Published November 22, 2013
Volkswagen, Europe's biggest carmaker, will keep spending on upgrading and expanding its range of models in the years ahead, despite lowering planned investment in other areas to offset rising costs.
The German company will dedicate over two thirds of overall planned investment of 84.2 billion euros ($113 billion) through 2018 to vehicles and technology, it said on Friday.
Spending not related to products will drop about half a billion euros per year to 12.7 billion euros between 2013 and 2015, from 13.1 billion euros in the 2012 three-year programme, VW said, citing steps to delay construction projects and streamline capacity.
"In times like these, our disciplined cost and investment management will remain a cornerstone of our activities," Chief Executive Martin Winterkorn said.
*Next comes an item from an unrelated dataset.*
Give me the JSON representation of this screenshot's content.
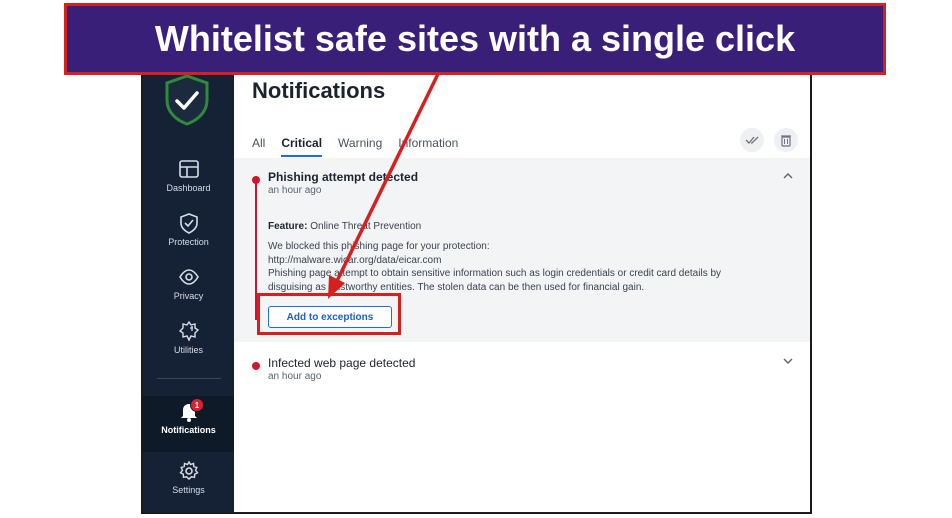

With costs of a new production platform weighing on profit and price discounts as well as currency effects cutting into sales income, analysts had expected VW to shield product-based spending from cuts in non-model projects.
The company's two Chinese joint ventures, which are not consolidated, will invest an additional 18.2 billion euros from 2014 to 2018, underpinning VW's goal to become the world's largest automaker.
The supervisory board voted to approve the spending on plants, vehicles and research and development at a meeting at its Wolfsburg-based headquarters on Friday.